Kantoor van de Inspectie van het Onderwijs te Utrecht |
Nieuw accreditatiestelsel
De Inspectie van het (Hoger) Onderwijs stelt periodiek onderzoek in naar het functioneren van het Nederlandse accreditatiestelsel in het hoger onderwijs. Momenteel wordt het onderzoek voorbereid naar het functioneren van het nieuwe accreditatiestelsel, dat is gestart met ingang van het jaar 2011. Dit onderzoek draagt bij aan de evaluatie (van het nieuwe stelsel), die het Ministerie van Onderwijs, Cultuur en Wetenschap uitvoert.
De onderwijsinspectie houdt al vanaf de start van het visitatiestelsel zogenoemd ‘meta-toezicht’ op dit stelsel. Bij de start van het huidige accreditatiestelsel - aanvang 2011 - is dit toezicht voortgezet. In dit verband zijn er al diverse evaluaties uitgevoerd en mede op grond hiervan zijn er verbeteringen van het accreditatiestelsel doorgevoerd.
Maatschappelijk vertrouwen
Met het vorige maand begonnen inspectieonderzoek wordt deze lijn voortgezet. Het accreditatiestelsel neemt in de kwaliteitsborging in het hoger onderwijs een centrale positie in. De inspectie wil met haar toezicht op het accreditatiestelsel de kwaliteit van dit stelsel onderzoeken en bevorderen. Dit toezicht staat daarmee ten dienste van een goed functioneren van het accreditatiestelsel, met het oog op het behoud en de versterking van het maatschappelijk vertrouwen in dit stelsel, en daarmee in de kwaliteit van het hoger onderwijs.

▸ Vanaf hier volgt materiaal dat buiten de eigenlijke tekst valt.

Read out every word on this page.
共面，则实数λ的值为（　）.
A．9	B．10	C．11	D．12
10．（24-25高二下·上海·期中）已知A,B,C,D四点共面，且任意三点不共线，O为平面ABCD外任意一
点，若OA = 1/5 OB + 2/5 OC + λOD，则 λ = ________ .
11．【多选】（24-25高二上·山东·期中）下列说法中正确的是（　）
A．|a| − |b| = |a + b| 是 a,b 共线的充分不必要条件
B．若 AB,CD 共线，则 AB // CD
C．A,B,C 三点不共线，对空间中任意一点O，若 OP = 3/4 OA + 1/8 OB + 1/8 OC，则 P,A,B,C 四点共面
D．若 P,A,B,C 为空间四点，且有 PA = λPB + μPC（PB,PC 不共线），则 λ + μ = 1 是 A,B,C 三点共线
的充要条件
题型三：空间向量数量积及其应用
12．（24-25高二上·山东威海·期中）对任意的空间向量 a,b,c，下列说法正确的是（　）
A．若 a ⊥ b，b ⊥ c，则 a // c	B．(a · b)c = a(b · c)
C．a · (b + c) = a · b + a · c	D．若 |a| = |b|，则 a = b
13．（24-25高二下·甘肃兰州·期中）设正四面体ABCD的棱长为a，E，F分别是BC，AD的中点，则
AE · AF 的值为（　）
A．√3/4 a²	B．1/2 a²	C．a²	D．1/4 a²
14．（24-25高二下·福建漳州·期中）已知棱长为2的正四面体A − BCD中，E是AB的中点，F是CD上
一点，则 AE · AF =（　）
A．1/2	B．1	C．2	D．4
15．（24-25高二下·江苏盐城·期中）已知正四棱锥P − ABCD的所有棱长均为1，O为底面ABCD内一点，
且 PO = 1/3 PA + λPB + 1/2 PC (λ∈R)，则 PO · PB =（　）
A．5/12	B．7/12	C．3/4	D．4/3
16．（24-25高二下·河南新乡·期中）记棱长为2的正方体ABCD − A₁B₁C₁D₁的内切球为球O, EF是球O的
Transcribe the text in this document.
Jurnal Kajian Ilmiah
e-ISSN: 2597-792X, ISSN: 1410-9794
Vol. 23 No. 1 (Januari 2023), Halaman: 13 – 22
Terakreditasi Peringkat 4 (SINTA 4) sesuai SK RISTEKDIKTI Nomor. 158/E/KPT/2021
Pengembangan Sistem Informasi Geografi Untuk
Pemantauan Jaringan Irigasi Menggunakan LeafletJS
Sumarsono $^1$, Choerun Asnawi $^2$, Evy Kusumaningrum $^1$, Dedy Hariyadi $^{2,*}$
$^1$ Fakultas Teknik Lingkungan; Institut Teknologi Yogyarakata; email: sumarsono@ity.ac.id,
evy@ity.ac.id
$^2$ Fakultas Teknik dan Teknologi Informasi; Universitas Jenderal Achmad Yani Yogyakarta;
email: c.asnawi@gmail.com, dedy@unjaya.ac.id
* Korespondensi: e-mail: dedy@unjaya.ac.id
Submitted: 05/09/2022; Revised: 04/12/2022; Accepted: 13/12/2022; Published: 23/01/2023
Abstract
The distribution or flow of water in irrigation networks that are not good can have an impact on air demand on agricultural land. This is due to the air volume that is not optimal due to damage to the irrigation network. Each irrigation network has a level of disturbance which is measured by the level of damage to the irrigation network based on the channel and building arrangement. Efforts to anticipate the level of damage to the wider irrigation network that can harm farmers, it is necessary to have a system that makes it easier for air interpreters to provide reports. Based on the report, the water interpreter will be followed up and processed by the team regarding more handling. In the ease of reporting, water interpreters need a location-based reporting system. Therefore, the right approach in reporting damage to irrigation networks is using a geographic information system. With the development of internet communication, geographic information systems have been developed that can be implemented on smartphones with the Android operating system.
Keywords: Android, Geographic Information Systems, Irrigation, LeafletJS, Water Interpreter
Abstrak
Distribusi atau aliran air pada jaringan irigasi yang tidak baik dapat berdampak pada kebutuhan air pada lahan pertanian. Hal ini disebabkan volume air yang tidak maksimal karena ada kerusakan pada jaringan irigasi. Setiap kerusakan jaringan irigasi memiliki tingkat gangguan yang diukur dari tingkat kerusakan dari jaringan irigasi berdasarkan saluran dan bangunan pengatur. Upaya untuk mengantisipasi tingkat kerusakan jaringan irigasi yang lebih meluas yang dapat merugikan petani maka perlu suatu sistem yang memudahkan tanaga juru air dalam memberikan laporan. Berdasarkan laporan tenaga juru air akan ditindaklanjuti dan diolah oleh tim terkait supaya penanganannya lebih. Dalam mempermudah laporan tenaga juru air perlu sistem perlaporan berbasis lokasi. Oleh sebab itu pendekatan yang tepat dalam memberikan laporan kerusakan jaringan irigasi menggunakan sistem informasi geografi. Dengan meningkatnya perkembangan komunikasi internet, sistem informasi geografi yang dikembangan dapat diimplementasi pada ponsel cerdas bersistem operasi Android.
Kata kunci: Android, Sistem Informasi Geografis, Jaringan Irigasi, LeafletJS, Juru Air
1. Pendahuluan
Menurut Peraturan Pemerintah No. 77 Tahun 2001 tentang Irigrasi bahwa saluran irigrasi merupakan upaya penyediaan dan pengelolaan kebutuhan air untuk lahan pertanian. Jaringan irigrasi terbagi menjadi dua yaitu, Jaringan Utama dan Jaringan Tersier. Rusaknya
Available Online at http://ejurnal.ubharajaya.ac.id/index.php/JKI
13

Ten behoeve van dit onderzoek heeft de onderwijsinspectie een Resonansgroep ingesteld, die haar zal adviseren over de onderzoeksopzet, tijdens de uitvoering van dit onderzoek en over de rapportage van dit onderzoek. Deze Resonansgroep bestaat uit leden van koepelorganisaties, deskundigen vanuit visitatiepanels, docentenvertegenwoordigers, een student en een onafhankelijk lid. Vandaag woon ik als representant van de onderwijsvakbond CNV-Onderwijs de eerste bijeenkomst van deze Resonansgroep bij.
Stelselonderzoek
Coördinerend inspecteur hoger onderwijs, onderzoeksleider Bert de Vries legt bij aanvang van deze bijeenkomst in het inspectiekantoor te Utrecht uit dat het hier gaat om een onderzoek, dat het Nederlandse accreditatiestelsel betreft. Dit toezicht betreft dus niet primair het toezicht op de Nederlands Vlaamse Accreditatieorganisatie (NVAO) en/of het toezicht op de kwaliteit van het aangeboden onderwijs in een instelling, maar onderzoekt het functioneren van het actuele accreditatiestelsel
In deze bijeenkomst spreken we als Resonansgroep vanmorgen over de inhoud van het concept-Toezichtskader en over de beoogde opzet van het reeds aangevangen ‘Onderzoek Accreditatiestelsel 2012-2013’. Een aantal zaken die daarbij onder andere aan bod komen, zijn:
- Het stapelen van toezicht;
- Met betrekking tot het stelsel: de basis, de effectiviteit en efficiëntie, de kwaliteit, de mate van tevredenheid en het vertrouwen dat dit stelsel uitstraalt;
- De gehanteerde definities in het veld;
- De onderzoeksobjecten: statische elementen zoals het vastgelegde kader en dynamische aspecten zoals latere aanpassingen van het stelsel;
- Het scheiden van toezicht op het stelsel en op de hoger onderwijsinstellingen;
- De kwaliteit van Kritische Reflecties en van Visitatiepanels;
- De verbeterfunctie van het huidige accreditatiestelsel;
- De administratieve lasten en de kosten van het accreditatiestelsel;
- Beoordelingsstandaarden, Evaluatievragen en Onderzoeksvragen;
- De projectopzet en de inrichting van het onderzoek;
- De inspectierapportage van èn het bestuurlijk vervolg op dit inspectieonderzoek.
In de volgende bijeenkomsten zal de Resonansgroep met de projectleiding nader ingaan op de onderzoeksvragen en op de nadere inrichting van specifieke case studies in de tweede fase van dit onderzoek. Aan de Resonansgroep is het dan om goed te adviseren op de voorgestelde onderzoeksvragen, waarbij zoveel mogelijk rekening moet worden gehouden met het uniformeren en differentiëren van de onderzoeksvragen, rekening houdend met de diversiteit van het Nederlandse Hoger Onderwijs.